What does all of this mean? Examining these data, one can make a case for an education system built both on commonality and on differences. Nearly all parents want a strong curriculum in core subjects, a focus on critical thinking skills, and for their children to acquire good study habits. This bodes well for policy initiatives such as the Common Core State Standards, which are designed to deliver much of that.
Yet parents are far from identical. Once their non-negotiables are satisfied—somewhat like the basic needs in Maslow’s well-known hierarchy—many start looking for something special. Some do indeed seek high test scores. Others favor vocational training. Some want diversity. Others value art and music. Some care about their kids going to top-tier colleges.
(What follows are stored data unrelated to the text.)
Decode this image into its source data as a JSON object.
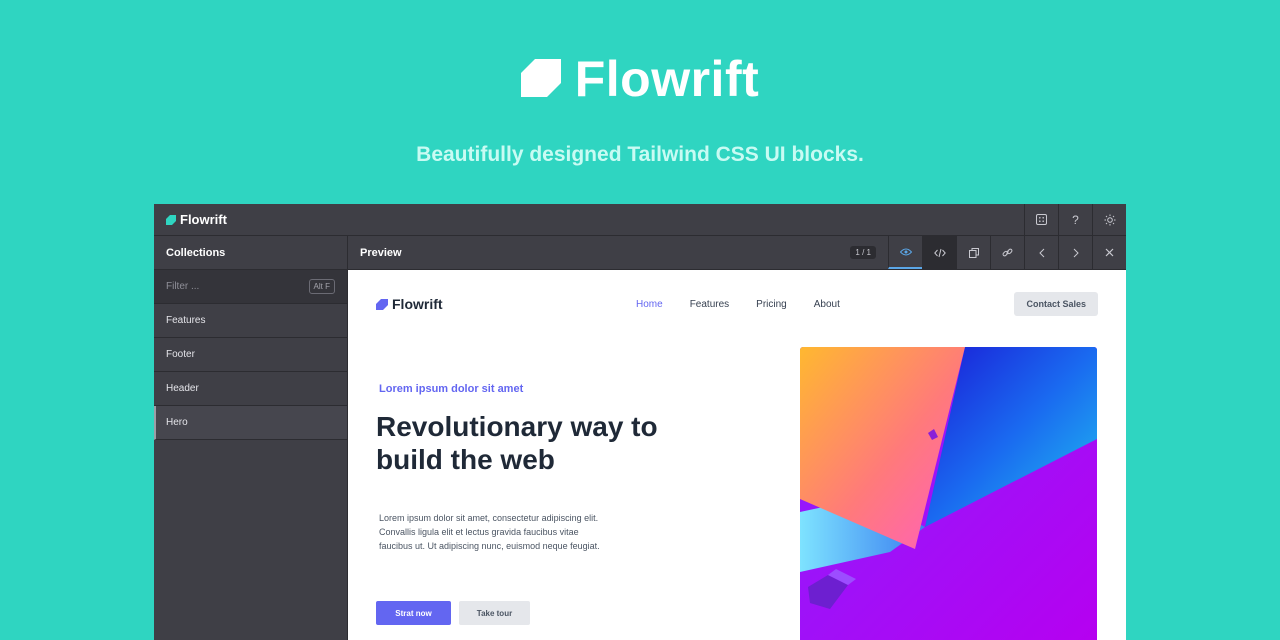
{
  "hero": {
    "brand": "Flowrift",
    "tagline": "Beautifully designed Tailwind CSS UI blocks."
  },
  "app": {
    "brand": "Flowrift",
    "topbar_icons": [
      "grid-icon",
      "help-icon",
      "sun-icon"
    ],
    "help_glyph": "?",
    "sidebar": {
      "title": "Collections",
      "filter_placeholder": "Filter ...",
      "filter_shortcut": "Alt F",
      "items": [
        {
          "label": "Features",
          "active": false
        },
        {
          "label": "Footer",
          "active": false
        },
        {
          "label": "Header",
          "active": false
        },
        {
          "label": "Hero",
          "active": true
        }
      ]
    },
    "preview": {
      "title": "Preview",
      "page_indicator": "1 / 1",
      "tools": [
        "eye-icon",
        "code-icon",
        "copy-icon",
        "link-icon",
        "chevron-left-icon",
        "chevron-right-icon",
        "close-icon"
      ]
    }
  },
  "site": {
    "brand": "Flowrift",
    "nav": [
      "Home",
      "Features",
      "Pricing",
      "About"
    ],
    "active_nav": "Home",
    "contact": "Contact Sales",
    "eyebrow": "Lorem ipsum dolor sit amet",
    "headline": "Revolutionary way to build the web",
    "body": "Lorem ipsum dolor sit amet, consectetur adipiscing elit. Convallis ligula elit et lectus gravida faucibus vitae faucibus ut. Ut adipiscing nunc, euismod neque feugiat.",
    "primary_cta": "Strat now",
    "secondary_cta": "Take tour"
  },
  "colors": {
    "background": "#2fd5c1",
    "accent": "#6366f1",
    "panel": "#3f3f46"
  }
}
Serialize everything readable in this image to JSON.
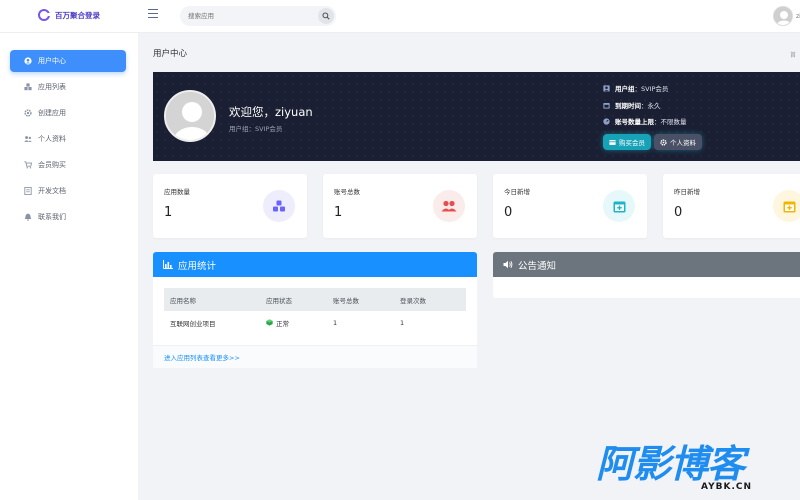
{
  "app": {
    "name": "百万聚合登录"
  },
  "search": {
    "placeholder": "搜索应用"
  },
  "sidebar": {
    "items": [
      {
        "label": "用户中心",
        "icon": "user-circle-icon",
        "active": true
      },
      {
        "label": "应用列表",
        "icon": "cubes-icon"
      },
      {
        "label": "创建应用",
        "icon": "gear-icon"
      },
      {
        "label": "个人资料",
        "icon": "users-icon"
      },
      {
        "label": "会员购买",
        "icon": "cart-icon"
      },
      {
        "label": "开发文档",
        "icon": "document-icon"
      },
      {
        "label": "联系我们",
        "icon": "bell-icon"
      }
    ]
  },
  "page": {
    "title": "用户中心",
    "crumb": "首"
  },
  "user": {
    "welcome": "欢迎您，ziyuan",
    "group_line": "用户组：SVIP会员",
    "info": [
      {
        "label": "用户组",
        "value": "SVIP会员",
        "icon": "user-icon"
      },
      {
        "label": "到期时间",
        "value": "永久",
        "icon": "calendar-icon"
      },
      {
        "label": "账号数量上限",
        "value": "不限数量",
        "icon": "gauge-icon"
      }
    ],
    "buttons": {
      "buy_vip": "购买会员",
      "profile": "个人资料"
    }
  },
  "stats": [
    {
      "label": "应用数量",
      "value": "1",
      "icon": "cubes-icon",
      "color": "#6c63ff"
    },
    {
      "label": "账号总数",
      "value": "1",
      "icon": "users-icon",
      "color": "#e84c4c"
    },
    {
      "label": "今日新增",
      "value": "0",
      "icon": "calendar-plus-icon",
      "color": "#17b6c9"
    },
    {
      "label": "昨日新增",
      "value": "0",
      "icon": "calendar-plus-icon",
      "color": "#f5b400"
    }
  ],
  "apps_panel": {
    "title": "应用统计",
    "columns": [
      "应用名称",
      "应用状态",
      "账号总数",
      "登录次数"
    ],
    "rows": [
      {
        "name": "互联网创业项目",
        "status": "正常",
        "accounts": "1",
        "logins": "1"
      }
    ],
    "footer": "进入应用列表查看更多>>"
  },
  "notice_panel": {
    "title": "公告通知"
  },
  "colors": {
    "accent": "#3e8efc",
    "panel_blue": "#1890ff",
    "panel_gray": "#6c757d",
    "hero_bg": "#1b1f33"
  },
  "watermark": {
    "title": "阿影博客",
    "sub": "AYBK.CN"
  }
}
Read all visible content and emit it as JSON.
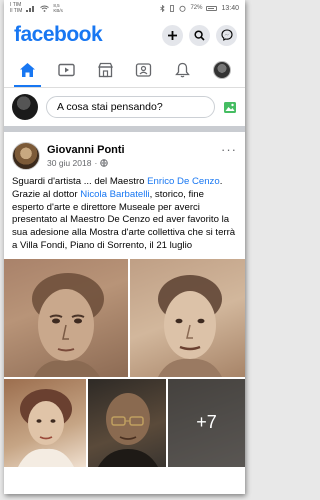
{
  "status_bar": {
    "carrier": "I TIM\nIl TIM",
    "speed": "8,5\nKB/s",
    "battery": "72%",
    "time": "13:40"
  },
  "header": {
    "logo": "facebook",
    "icons": [
      "plus-icon",
      "search-icon",
      "messenger-icon"
    ]
  },
  "nav": {
    "tabs": [
      "home-icon",
      "video-icon",
      "marketplace-icon",
      "groups-icon",
      "notifications-icon",
      "menu-avatar"
    ],
    "active_index": 0
  },
  "composer": {
    "placeholder": "A cosa stai pensando?"
  },
  "post": {
    "author": "Giovanni Ponti",
    "date": "30 giu 2018",
    "separator": "·",
    "more": "···",
    "text_parts": {
      "p1": "Sguardi d'artista ... del Maestro ",
      "link1": "Enrico De Cenzo",
      "p2": ".",
      "p3": "Grazie al dottor ",
      "link2": "Nicola Barbatelli",
      "p4": ", storico, fine esperto d'arte e direttore Museale per averci presentato al Maestro De Cenzo ed aver favorito la sua adesione alla Mostra d'arte collettiva che si terrà a Villa Fondi, Piano di Sorrento, il 21 luglio"
    },
    "photos_more": "+7"
  },
  "colors": {
    "brand": "#1877f2",
    "text": "#050505",
    "secondary": "#65676b"
  }
}
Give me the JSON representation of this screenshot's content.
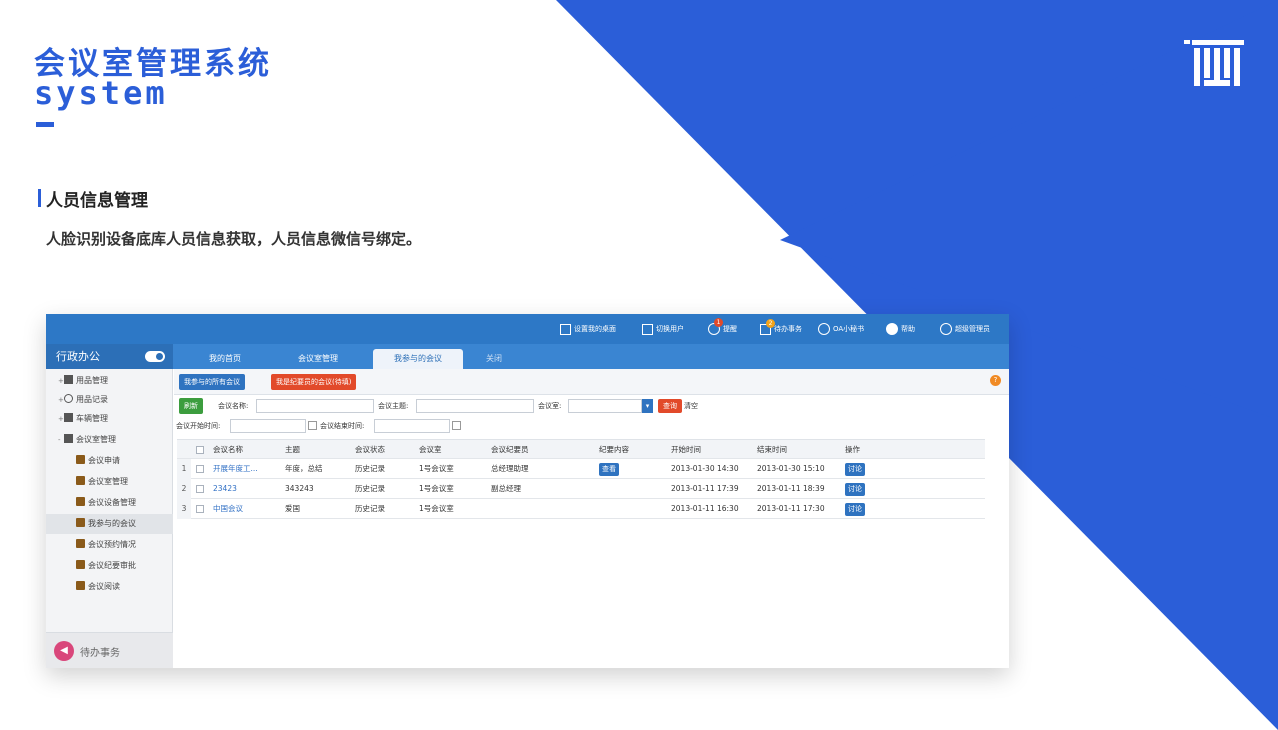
{
  "slide": {
    "title_cn": "会议室管理系统",
    "title_en": "system",
    "section_title": "人员信息管理",
    "description": "人脸识别设备底库人员信息获取，人员信息微信号绑定。",
    "brand_color": "#2b5ed8",
    "logo_icon": "brand-logo-icon"
  },
  "app": {
    "topbar": {
      "items": [
        {
          "label": "设置我的桌面",
          "icon": "desktop-grid-icon"
        },
        {
          "label": "切换用户",
          "icon": "switch-user-icon"
        },
        {
          "label": "提醒",
          "icon": "reminder-icon",
          "badge": "1"
        },
        {
          "label": "待办事务",
          "icon": "todo-icon",
          "badge": "2"
        },
        {
          "label": "OA小秘书",
          "icon": "clock-icon"
        },
        {
          "label": "帮助",
          "icon": "help-icon"
        },
        {
          "label": "超级管理员",
          "icon": "user-icon"
        }
      ]
    },
    "sidebar": {
      "header": "行政办公",
      "items": [
        {
          "label": "用品管理",
          "icon": "grid-icon",
          "level": 0
        },
        {
          "label": "用品记录",
          "icon": "clock-icon",
          "level": 0
        },
        {
          "label": "车辆管理",
          "icon": "car-icon",
          "level": 0
        },
        {
          "label": "会议室管理",
          "icon": "building-icon",
          "level": 0
        },
        {
          "label": "会议申请",
          "icon": "briefcase-icon",
          "level": 1
        },
        {
          "label": "会议室管理",
          "icon": "briefcase-icon",
          "level": 1
        },
        {
          "label": "会议设备管理",
          "icon": "briefcase-icon",
          "level": 1
        },
        {
          "label": "我参与的会议",
          "icon": "briefcase-icon",
          "level": 1,
          "active": true
        },
        {
          "label": "会议预约情况",
          "icon": "briefcase-icon",
          "level": 1
        },
        {
          "label": "会议纪要审批",
          "icon": "briefcase-icon",
          "level": 1
        },
        {
          "label": "会议阅读",
          "icon": "briefcase-icon",
          "level": 1
        }
      ],
      "todo_label": "待办事务"
    },
    "tabs": [
      {
        "label": "我的首页"
      },
      {
        "label": "会议室管理"
      },
      {
        "label": "我参与的会议",
        "active": true
      },
      {
        "label": "关闭"
      }
    ],
    "toolbar": {
      "btn_all_meetings": "我参与的所有会议",
      "btn_minutes_pending": "我是纪要员的会议(待填)"
    },
    "filter": {
      "refresh": "刷新",
      "meeting_name_label": "会议名称:",
      "meeting_name_value": "",
      "subject_label": "会议主题:",
      "subject_value": "",
      "room_label": "会议室:",
      "room_value": "",
      "query": "查询",
      "clear": "清空",
      "start_label": "会议开始时间:",
      "end_label": "会议结束时间:"
    },
    "table": {
      "columns": [
        "会议名称",
        "主题",
        "会议状态",
        "会议室",
        "会议纪要员",
        "纪要内容",
        "开始时间",
        "结束时间",
        "操作"
      ],
      "rows": [
        {
          "num": "1",
          "name": "开展年度工...",
          "subject": "年度，总结",
          "status": "历史记录",
          "room": "1号会议室",
          "recorder": "总经理助理",
          "minutes": "查看",
          "start": "2013-01-30 14:30",
          "end": "2013-01-30 15:10",
          "action": "讨论"
        },
        {
          "num": "2",
          "name": "23423",
          "subject": "343243",
          "status": "历史记录",
          "room": "1号会议室",
          "recorder": "副总经理",
          "minutes": "",
          "start": "2013-01-11 17:39",
          "end": "2013-01-11 18:39",
          "action": "讨论"
        },
        {
          "num": "3",
          "name": "中国会议",
          "subject": "爱国",
          "status": "历史记录",
          "room": "1号会议室",
          "recorder": "",
          "minutes": "",
          "start": "2013-01-11 16:30",
          "end": "2013-01-11 17:30",
          "action": "讨论"
        }
      ]
    }
  }
}
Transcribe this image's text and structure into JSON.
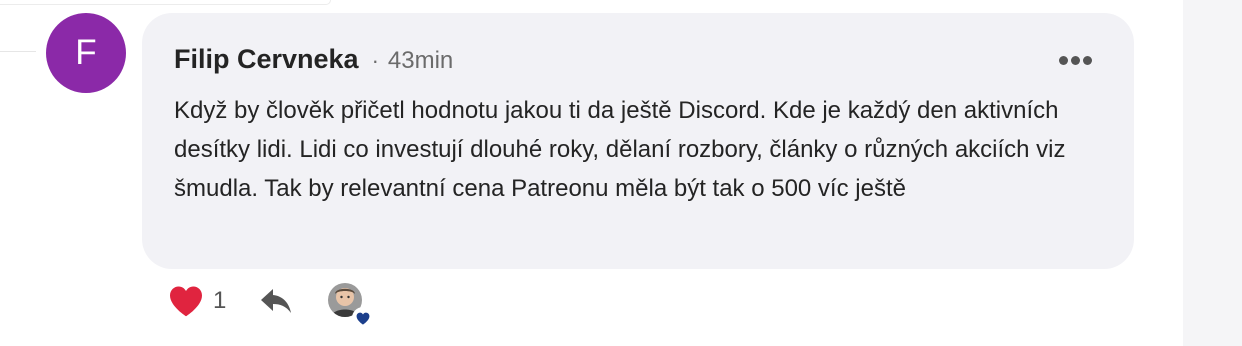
{
  "comment": {
    "author_initial": "F",
    "author_name": "Filip Cervneka",
    "separator": "·",
    "time_ago": "43min",
    "text": "Když by člověk přičetl hodnotu jakou ti da ještě Discord. Kde je každý den aktivních desítky lidi. Lidi co investují dlouhé roky, dělaní rozbory, články o různých akciích viz šmudla. Tak by relevantní cena Patreonu měla být tak o 500 víc ještě",
    "like_count": "1",
    "reactions": [
      {
        "type": "heart",
        "icon": "heart-badge-icon"
      }
    ]
  },
  "colors": {
    "avatar_bg": "#8b29a8",
    "bubble_bg": "#f2f2f6",
    "like_heart": "#e0243f",
    "reaction_heart": "#1c3f8c",
    "side_panel": "#f5f5f7"
  },
  "icons": {
    "more": "more-dots-icon",
    "like": "heart-icon",
    "reply": "reply-arrow-icon"
  }
}
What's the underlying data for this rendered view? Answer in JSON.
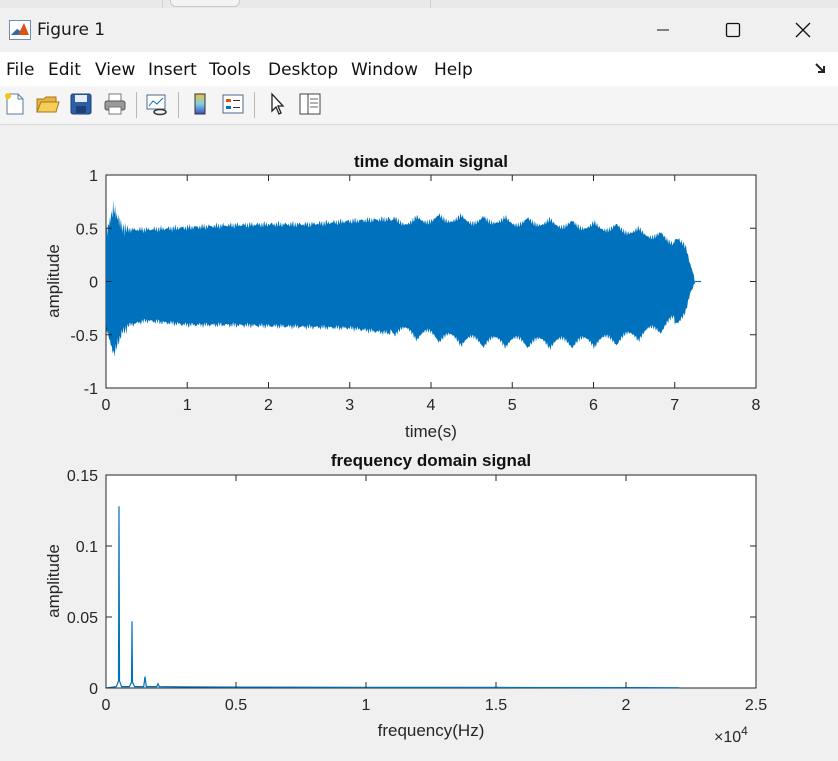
{
  "window": {
    "title": "Figure 1",
    "icon": "matlab-logo-icon"
  },
  "menu": [
    "File",
    "Edit",
    "View",
    "Insert",
    "Tools",
    "Desktop",
    "Window",
    "Help"
  ],
  "toolbar": {
    "icons": [
      "new-figure-icon",
      "open-file-icon",
      "save-icon",
      "print-icon",
      "link-plot-icon",
      "colorbar-icon",
      "legend-icon",
      "edit-plot-arrow-icon",
      "property-inspector-icon"
    ]
  },
  "chart_data": [
    {
      "type": "line",
      "title": "time domain signal",
      "xlabel": "time(s)",
      "ylabel": "amplitude",
      "xlim": [
        0,
        8
      ],
      "ylim": [
        -1,
        1
      ],
      "xticks": [
        "0",
        "1",
        "2",
        "3",
        "4",
        "5",
        "6",
        "7",
        "8"
      ],
      "yticks": [
        "1",
        "0.5",
        "0",
        "-0.5",
        "-1"
      ],
      "color": "#0072BD",
      "envelope": {
        "t": [
          0,
          0.05,
          0.1,
          0.15,
          0.2,
          0.3,
          0.5,
          1,
          1.5,
          2,
          2.5,
          3,
          3.5,
          3.8,
          4,
          4.3,
          4.6,
          4.8,
          5,
          5.3,
          5.6,
          6,
          6.3,
          6.6,
          6.8,
          7,
          7.1,
          7.15,
          7.2,
          7.25
        ],
        "upper": [
          0.45,
          0.6,
          0.7,
          0.6,
          0.52,
          0.5,
          0.5,
          0.52,
          0.54,
          0.55,
          0.55,
          0.58,
          0.6,
          0.61,
          0.63,
          0.63,
          0.61,
          0.62,
          0.6,
          0.6,
          0.58,
          0.56,
          0.54,
          0.5,
          0.47,
          0.42,
          0.38,
          0.3,
          0.15,
          0.02
        ],
        "lower": [
          -0.4,
          -0.55,
          -0.66,
          -0.55,
          -0.45,
          -0.42,
          -0.38,
          -0.42,
          -0.42,
          -0.43,
          -0.44,
          -0.45,
          -0.5,
          -0.55,
          -0.56,
          -0.6,
          -0.62,
          -0.62,
          -0.62,
          -0.63,
          -0.63,
          -0.62,
          -0.6,
          -0.55,
          -0.5,
          -0.42,
          -0.35,
          -0.25,
          -0.1,
          -0.02
        ]
      }
    },
    {
      "type": "line",
      "title": "frequency domain signal",
      "xlabel": "frequency(Hz)",
      "ylabel": "amplitude",
      "xlim": [
        0,
        25000
      ],
      "ylim": [
        0,
        0.15
      ],
      "xticks": [
        "0",
        "0.5",
        "1",
        "1.5",
        "2",
        "2.5"
      ],
      "yticks": [
        "0.15",
        "0.1",
        "0.05",
        "0"
      ],
      "exponent_label": "×10",
      "exponent": "4",
      "color": "#0072BD",
      "x": [
        0,
        400,
        480,
        500,
        520,
        600,
        900,
        980,
        1000,
        1020,
        1100,
        1450,
        1500,
        1550,
        1950,
        2000,
        2050,
        3000,
        5000,
        10000,
        15000,
        20000,
        22050
      ],
      "y": [
        0,
        0.001,
        0.005,
        0.128,
        0.005,
        0.001,
        0.001,
        0.004,
        0.047,
        0.004,
        0.001,
        0.001,
        0.008,
        0.001,
        0.001,
        0.003,
        0.001,
        0.0008,
        0.0006,
        0.0005,
        0.0004,
        0.0003,
        0.0002
      ]
    }
  ]
}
It would be hard, outside a system of school choice, for all of these parents to get what they want.
In the end, it’s not unlike people’s view of cars. Nearly everyone wants a vehicle that’s reliable, safe, and affordable. But once those requisites are supplied, car buyers and drivers have markedly different preferences as to roominess, sportiness, seating capacity, gas mileage, and, of course—pace Henry Ford—color and style. The auto industry has this figured out. The education industry still has a lot to learn.